Türkiye’nin tarımsal üretim gücü, büyük şirketlerden çok köylerdeki küçük üreticilerin emeğine dayanıyor. Birkaç dönüm tarlası, 10–15 ineği ya da 30–40 koyunu olan bu üreticiler, aslında soframızdaki ekmeğin, sütümüzün, etimizin gizli kahramanları. Ancak yıllardır süregelen yapısal sorunlar, onları ayakta kalma mücadelesi veren bir azınlık hâline getirdi.

Küçük üreticilerin en büyük sıkıntısı, artan girdi maliyetleri. Yem, mazot, gübre ve elektrik fiyatları son yıllarda katlanarak arttı. Oysa süt fiyatı ya da etin üreticiye yansıyan değeri aynı hızda yükselmedi. Örneğin bir litre sütü 15 liraya mal eden üretici, bunu çoğu zaman 12–13 liraya satmak zorunda kalıyor. Bu tabloyu gören birçok besici, süt ineğini kesime göndermekten başka çare bulamıyor.

Üretici ile tüketici arasındaki zincirde çok sayıda aracı var. Köyde 60 liraya satılan ürün, şehirde 150 liraya raflarda yer buluyor. Bu fark üreticiye değil, aracıya kazandırıyor. Küçük üretici, ürününü doğrudan satacak kooperatif, pazar ya da dijital kanallara erişemediği için gelirinin büyük bölümünü kaybediyor.

Bankalara, yem tedarikçilerine ya da elektrik dağıtım şirketlerine borcunu ödeyemeyen üreticilerin icralık olduğu sıkça gündeme geliyor. Ülkemizin dört bir yanından icradan satılık ahır haberleri artık sıradanlaştı. Haberlere çıkan çiftçi isyanları ise cabası. Borç batağındaki küçük üretici, üretimden çekildikçe kırsal boşalıyor.

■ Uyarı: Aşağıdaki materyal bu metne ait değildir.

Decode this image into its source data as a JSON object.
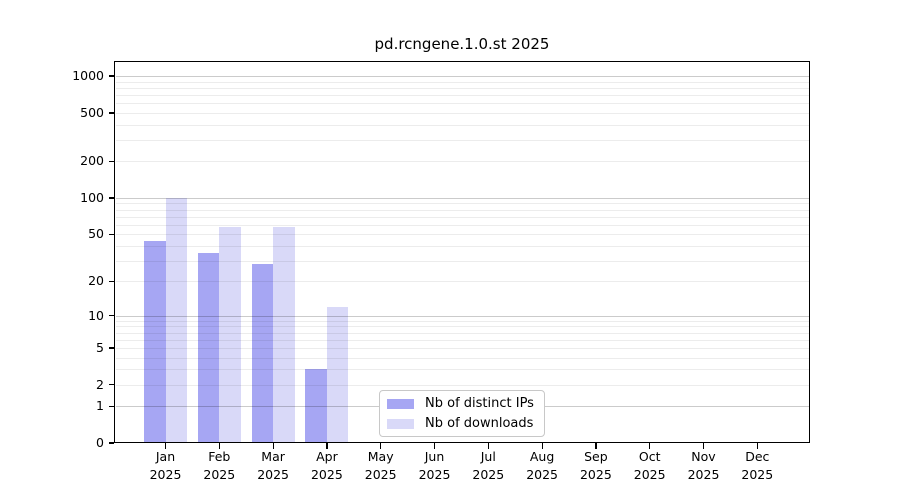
{
  "chart_data": {
    "type": "bar",
    "title": "pd.rcngene.1.0.st 2025",
    "categories": [
      "Jan",
      "Feb",
      "Mar",
      "Apr",
      "May",
      "Jun",
      "Jul",
      "Aug",
      "Sep",
      "Oct",
      "Nov",
      "Dec"
    ],
    "x_tick_year": "2025",
    "series": [
      {
        "name": "Nb of distinct IPs",
        "color": "#a6a6f3",
        "values": [
          44,
          35,
          28,
          3,
          0,
          0,
          0,
          0,
          0,
          0,
          0,
          0
        ]
      },
      {
        "name": "Nb of downloads",
        "color": "#d9d9f8",
        "values": [
          100,
          57,
          57,
          12,
          0,
          0,
          0,
          0,
          0,
          0,
          0,
          0
        ]
      }
    ],
    "y_axis": {
      "scale": "log10(value+1)",
      "tick_values": [
        1000,
        500,
        200,
        100,
        50,
        20,
        10,
        5,
        2,
        1,
        0
      ],
      "range_top": 1300
    },
    "grid": {
      "major_color": "#cbcbcb",
      "minor_color": "#ececec",
      "major_at": [
        1,
        10,
        100,
        1000
      ],
      "minor_at": [
        2,
        3,
        4,
        5,
        6,
        7,
        8,
        9,
        20,
        30,
        40,
        50,
        60,
        70,
        80,
        90,
        200,
        300,
        400,
        500,
        600,
        700,
        800,
        900
      ]
    },
    "legend": {
      "position": "bottom-center",
      "entries": [
        "Nb of distinct IPs",
        "Nb of downloads"
      ]
    },
    "axis_color": "#000000",
    "background_color": "#ffffff"
  }
}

Ekonomik yükün yanı sıra küçük üreticiler sosyal olarak da yalnız. Köy okulları kapanıyor, sağlık hizmetleri eksik, gençler köyde kalmak istemiyor. Tarımsal üretimin devamı için kritik öneme sahip genç nüfus, şehirlerde farklı işlerde çalışmayı tercih ediyor. Bu da kırsalda yaşlanan bir üretici profili ortaya çıkarıyor.

Çözüm Nerede?

Sorunun çözümü aslında belli:

Kooperatifleşme güçlendirilmeli, küçük üretici ürününü doğrudan tüketiciye ulaştırabilmeli.

Destekler adil dağıtılmalı, büyük işletmeler yerine küçük aile işletmeleri öncelik kazanmalı.

Girdi maliyetlerini düşürecek politikalar (yem bitkisi ekiminin teşviki, mazotta vergi indirimi gibi) uygulanmalı.

Kırsal yaşam cazip hâle getirilmeli, eğitim ve sağlık altyapısı köylerde güçlendirilerek gençlerin göçü önlenmeli.

Küçük üretici aslında Türkiye’nin “sigortasıdır”. Onlar üretmezse şehirde market rafları boşalır, sofralarımız pahalanır, ülke dışa bağımlı hâle gelir. O yüzden küçük üreticinin sesi, sadece köy meydanında değil, meclis kürsüsünde de duyulmalı. Çünkü onların sorunları çözülmeden, Türkiye’nin gıda güvenliği de sağlanamaz.